In Tom Harper’s Wild Rose, Jessie Buckley (star of the excellent Beast) plays Rose-Lynn, a woman fresh out of a year in jail who’s trying to get her life back together and achieve her dream of being a country music star. She wants to get to Nashville so takes a job as a cleaner to start saving for her dream. Of course, there’s also the matter of her two young children who don’t know how to be around her after a year apart from their mother. They’d rather stay with their grandmother (played to perfection by the flawless Julie Walters) and Rose-Lynn is very out of practice at parenthood and doesn’t know how to change their minds.

It’s a story we’ve seen before – a down on her luck young woman striving for greatness and not noticing all the greatness she already has (until the end, of course). However, it’s done so well that you’re there with each of them from the off, utterly invested in their every high and low.

Added to this is the incredible soundtrack of songs Buckley performs (she wrote many of them, too). The songs vary, offering a mixture of raw and emotional and oodles of fun, and each one is performed with an incredible stage presence that shows off Buckley’s huge passion for music.

Rose-Lynn’s actions throughout Wild Rose are frequently questionable but never unforgiveable.

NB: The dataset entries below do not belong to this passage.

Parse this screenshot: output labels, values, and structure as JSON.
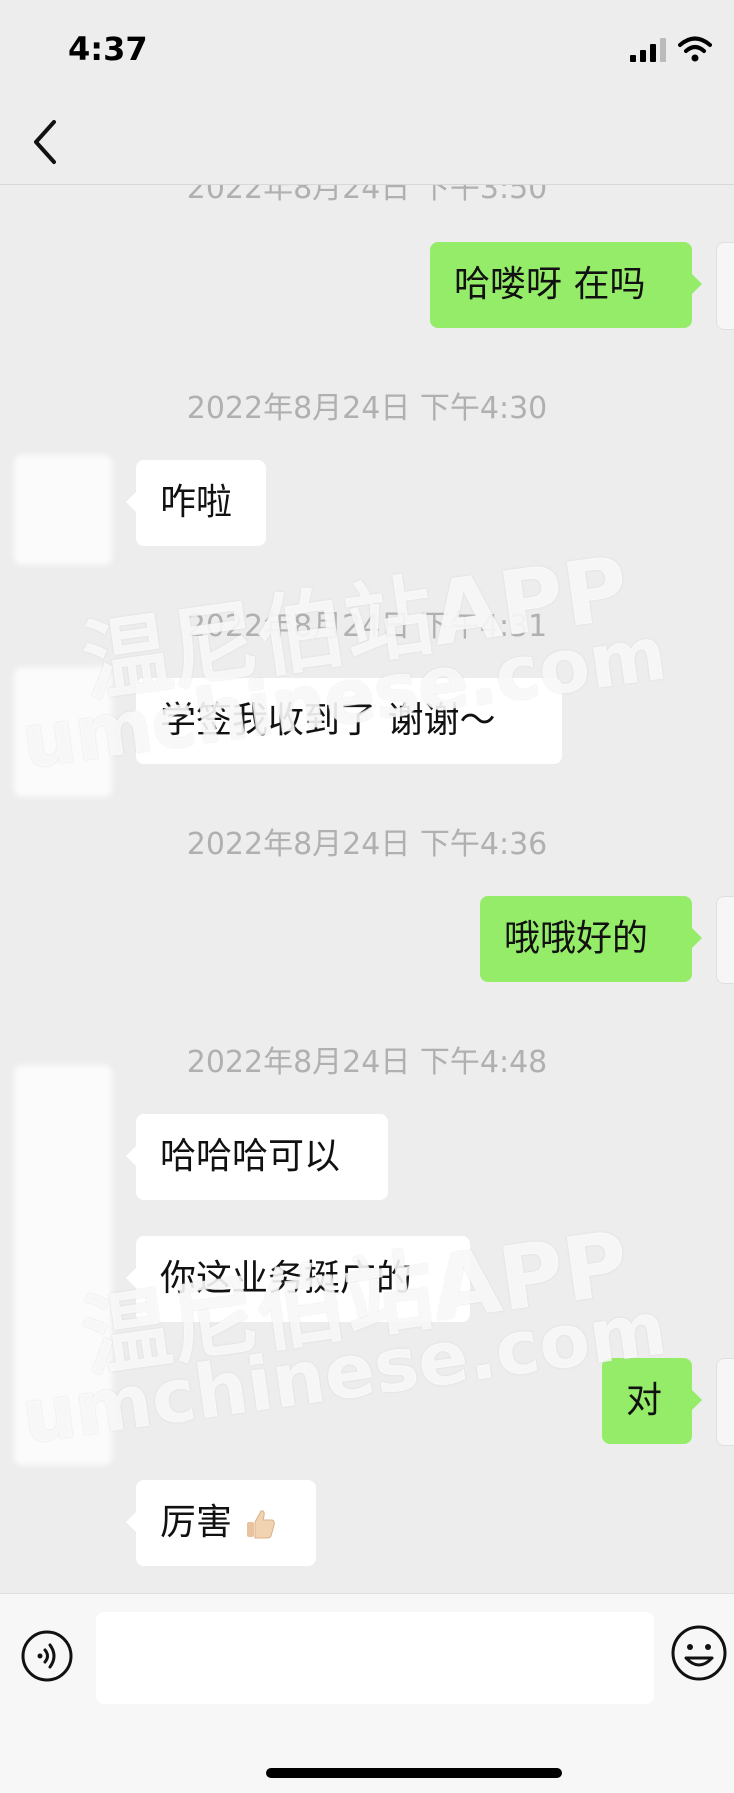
{
  "status_bar": {
    "time": "4:37",
    "signal_icon": "signal-bars-icon",
    "wifi_icon": "wifi-icon"
  },
  "nav": {
    "back_icon": "chevron-left-icon",
    "title": ""
  },
  "timestamps": {
    "t0": "2022年8月24日 下午3:50",
    "t1": "2022年8月24日 下午4:30",
    "t2": "2022年8月24日 下午4:31",
    "t3": "2022年8月24日 下午4:36",
    "t4": "2022年8月24日 下午4:48"
  },
  "messages": {
    "m1": "哈喽呀 在吗",
    "m2": "咋啦",
    "m3": "学签我收到了 谢谢～",
    "m4": "哦哦好的",
    "m5": "哈哈哈可以",
    "m6": "你这业务挺广的",
    "m7": "对",
    "m8": "厉害"
  },
  "watermark": {
    "cn": "温尼伯站APP",
    "url": "umchinese.com"
  },
  "input_bar": {
    "voice_icon": "voice-icon",
    "emoji_icon": "emoji-icon",
    "placeholder": ""
  },
  "colors": {
    "background": "#ededed",
    "outgoing_bubble": "#95ec69",
    "incoming_bubble": "#ffffff",
    "timestamp_text": "#b0b0b0"
  }
}
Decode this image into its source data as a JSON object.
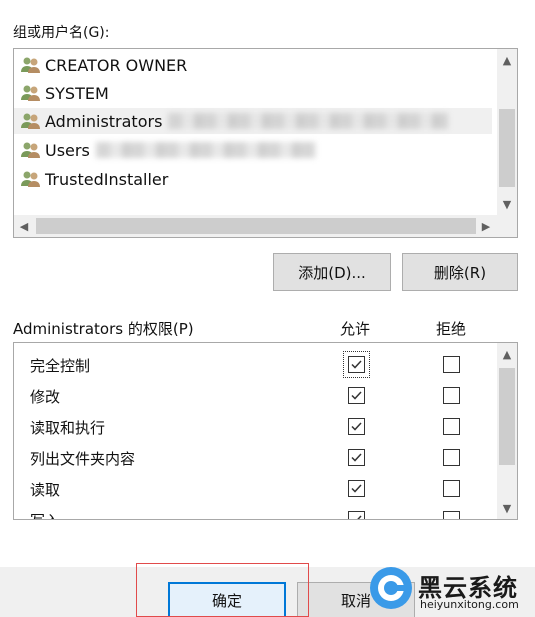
{
  "groups": {
    "label": "组或用户名(G):",
    "items": [
      {
        "name": "CREATOR OWNER"
      },
      {
        "name": "SYSTEM"
      },
      {
        "name": "Administrators"
      },
      {
        "name": "Users"
      },
      {
        "name": "TrustedInstaller"
      }
    ],
    "selected_index": 2
  },
  "buttons": {
    "add": "添加(D)...",
    "remove": "删除(R)"
  },
  "permissions": {
    "title": "Administrators 的权限(P)",
    "allow_header": "允许",
    "deny_header": "拒绝",
    "rows": [
      {
        "name": "完全控制",
        "allow": true,
        "deny": false
      },
      {
        "name": "修改",
        "allow": true,
        "deny": false
      },
      {
        "name": "读取和执行",
        "allow": true,
        "deny": false
      },
      {
        "name": "列出文件夹内容",
        "allow": true,
        "deny": false
      },
      {
        "name": "读取",
        "allow": true,
        "deny": false
      },
      {
        "name": "写入",
        "allow": true,
        "deny": false
      }
    ]
  },
  "dialog_buttons": {
    "ok": "确定",
    "cancel": "取消"
  },
  "watermark": {
    "title": "黑云系统",
    "url": "heiyunxitong.com"
  },
  "colors": {
    "highlight": "#e14b4b",
    "selected_bg": "#f0f0f0"
  }
}
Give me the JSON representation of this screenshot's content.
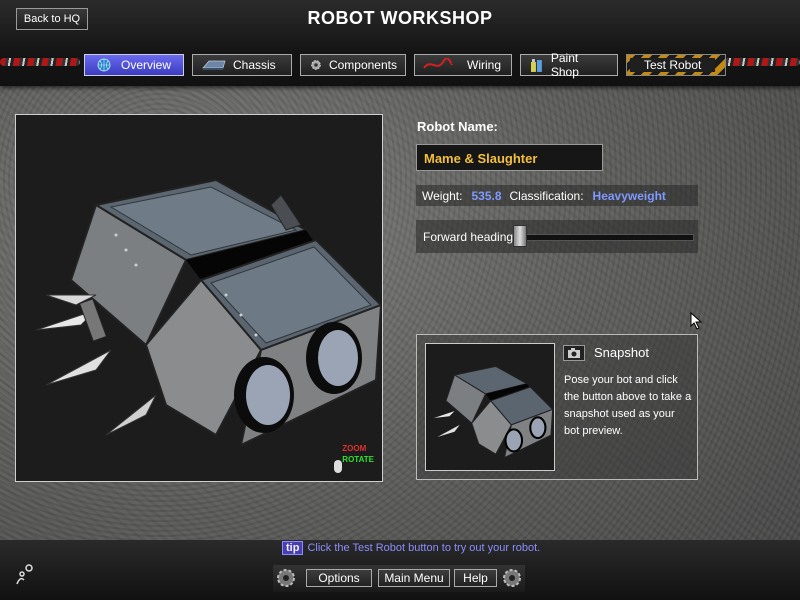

She makes bad choices along the way and all you can hope is that she’ll eventually learn from them. Her relationship with her mother and children, and the struggle she has between achieving her dream and taking her responsibilities seriously, make for a brilliantly fleshed-out character. You see why people both love and hate her. She takes advantage and runs from the everyday but when she’s present, she’s really there for her family and wants them to be happy and safe.

In a beautifully understated performance, Walters is the perfect combination of firm and fair as the concerned mother/grandmother. She loves her daughter – that much is clear – but she’s no pushover and won’t stand for Rose-Lynn repeatedly letting down her own children.

Walters and Buckley’s central performances, paired with a marvellously layered script and great direction, combine to make an engaging, investing and ultimately joyous film that brings with it both happy and sad tears.

Come for the music, stay for everything else.